If your contract uses the REIWA 2018 General Conditions you’ll also be required to give the buyer access to the property within five business days of settlement in order to conduct a pre-settlement inspection. It’s best to get this done early in that five day period to allow you time to address any issues that may arise.
Book your removalist
Start thinking about who you’re going to use for your removal sooner rather than later. Who you choose is going to depend on how much you have to move, how far you’re moving, and your budget.
As settlement dates can and do change at the last minute, make sure that your removalist allows you to be flexible around your move date.
If you’re an owner/occupier and your contract includes the 2018 General Conditions then you have until 12 noon on the day after settlement to hand over the keys.
Arrange the Discharge of Mortgage with your bank
If you’re paying off a loan then you’ll need to discharge the mortgage at settlement. That means the loan will need to be paid off in full and the correct paperwork lodged with Landgate. This paperwork is prepared by the bank but first your bank will need to have your written instruction that you intend paying out the loan.
Banks are notoriously fickle when it comes to the speed at which they process their mortgage discharges so it makes good sense to sign their discharge authority as soon as you’ve accepted an offer. The quickest way to do this is to drop into your local bank branch where you’ll be provided with their standard form to complete and sign.
If you owe the bank more than you’ll receive from the sale proceeds then you’ll need to make arrangements with the bank with respect to funding the shortfall. Because the bank won’t let your sale go through until your mortgage is paid, out any delay could cause you to pay penalty interest for the delayed settlement further compounding the problem.
If you’re using a broker, send them a copy of the contract and ask them to start the mortgage discharge process.
Address any of the special conditions included in your contract
Now’s the time to check your contract again to start addressing any special conditions that are required to be met prior to settlement. Your special conditions can include:
- Structural inspection condition. This requires initial action by the buyer but the inspection may reveal structural defects that you’ll need to rectify if you want the transaction to proceed. Starting this process early will allow you plenty of time to seek quotes for remedial work should they be required.
- Termite or Timber Pest Inspection report condition. As with the structural report the initial action comes from the buyer but you maybe required to rectify any damage.
- Working order clause. This is a common clause which requires you to ensure that all gas, electrical, and plumbing appliances (some clauses extend that to include other items such as reticulation, pool equipment etc.) are in working order at settlement. If you know the oven light doesn’t work get it fixed now. If the exhaust fan in the bathroom isn’t working, get it fixed. Your buyer is entitled to complete a pre-settlement inspection within five days of settlement. Leaving it to the last minute will only add to the stress.

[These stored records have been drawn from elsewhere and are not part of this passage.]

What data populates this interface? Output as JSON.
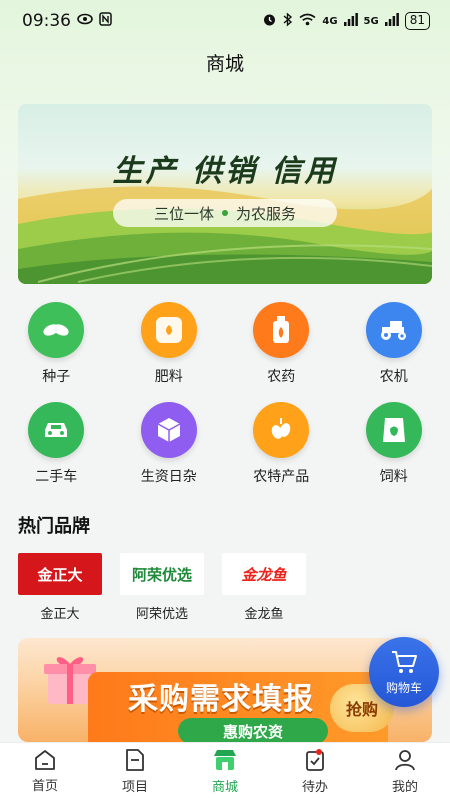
{
  "status_bar": {
    "time": "09:36",
    "battery": "81",
    "network_1": "4G",
    "network_2": "5G"
  },
  "header": {
    "title": "商城"
  },
  "banner": {
    "headline": "生产 供销 信用",
    "tagline_left": "三位一体",
    "tagline_right": "为农服务"
  },
  "categories": [
    {
      "label": "种子",
      "icon": "seed-icon",
      "color": "#3fbf5a"
    },
    {
      "label": "肥料",
      "icon": "fertilizer-bag-icon",
      "color": "#ffa21a"
    },
    {
      "label": "农药",
      "icon": "pesticide-bottle-icon",
      "color": "#ff7a1a"
    },
    {
      "label": "农机",
      "icon": "tractor-icon",
      "color": "#3d86f0"
    },
    {
      "label": "二手车",
      "icon": "used-car-icon",
      "color": "#34b85a"
    },
    {
      "label": "生资日杂",
      "icon": "box-icon",
      "color": "#8f5ef0"
    },
    {
      "label": "农特产品",
      "icon": "olive-icon",
      "color": "#ffa21a"
    },
    {
      "label": "饲料",
      "icon": "feed-bag-icon",
      "color": "#34b85a"
    }
  ],
  "hot_brands": {
    "title": "热门品牌",
    "items": [
      {
        "name": "金正大",
        "logo_text": "金正大",
        "color": "#d5161b"
      },
      {
        "name": "阿荣优选",
        "logo_text": "阿荣优选",
        "color": "#1e8a3a"
      },
      {
        "name": "金龙鱼",
        "logo_text": "金龙鱼",
        "color": "#e8241c"
      }
    ]
  },
  "promo": {
    "title": "采购需求填报",
    "subtitle": "惠购农资",
    "badge": "抢购"
  },
  "cart": {
    "label": "购物车"
  },
  "tabs": [
    {
      "label": "首页",
      "icon": "home-icon"
    },
    {
      "label": "项目",
      "icon": "document-icon"
    },
    {
      "label": "商城",
      "icon": "store-icon",
      "active": true
    },
    {
      "label": "待办",
      "icon": "todo-clipboard-icon"
    },
    {
      "label": "我的",
      "icon": "profile-icon"
    }
  ],
  "colors": {
    "accent_green": "#22a652",
    "fab_blue": "#2d63e0",
    "promo_orange": "#ff7a1a"
  }
}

- Rectification and repair clauses. If you’ve undertaken to repair or rectify something start that work now. For example, if you’ve said that you’ll repair the damaged tile in the bathroom start the process of sourcing a qualified tradesperson now. We regularly see sellers leave these jobs to the last minute only to source a tradesperson who does a rough job and then find themselves having to do the job again.
- Evidence clauses. These are clauses that require you to provide evidence to the buyer with respect to the improvements on the property. A typical evidence clause might include a requirement for the seller to provide evidence from the local council confirming that all buildings and improvements, including pool fencing, have the relevant approval.
Disconnect utilities and services
It’s your responsibility to disconnect services supplied to your property. The services you’ll want to disconnect include:
- Alarm monitoring
Because water is a supply that’s attached to the property owner you don’t have to advise Water as this is done during the settlement process.
Along with these there are other people and organisations you’ll also want to advise of your move. These include:
- Insurance company/broker
- Financial planner
- Electoral commission
- Department of Transport
- Other government licensing departments
- Australia Post
- Lawn and garden contractor
- Newspaper delivery
- Pet groomer
- Friends and family
If you’re selling an investment property the responsibility to disconnect these services rests with the current tenant, if they are moving out prior to settlement.
Create a contingency plan
Although your contract will most likely include a settlement date, don’t take this as a certainty.
Both yourself and the buyer have a grace period of three business days after the proposed date in order to effect settlement without incurring any penalties. And this grace period is used regularly by both buyers and sellers who meet with unexpected last-minute hurdles.
It makes sense, therefore, to not set your plans in stone. Taking a day off work to move is a great idea but it’s good to ensure your boss will allow you to change the day if your settlement is delayed. And keep in mind that settlement delays can happen on the day of settlement. While these last-minute delays are not common they do happen so it makes sense to prepare early.
And that’s especially the case if you’re selling and buying when things can go very wrong.
One of the simplest ways to overcome a short settlement delay that’s longer than the allowed grace period is to arrange to take early possession. But taking early possession is loaded with legal risk and should only be done as a last resort.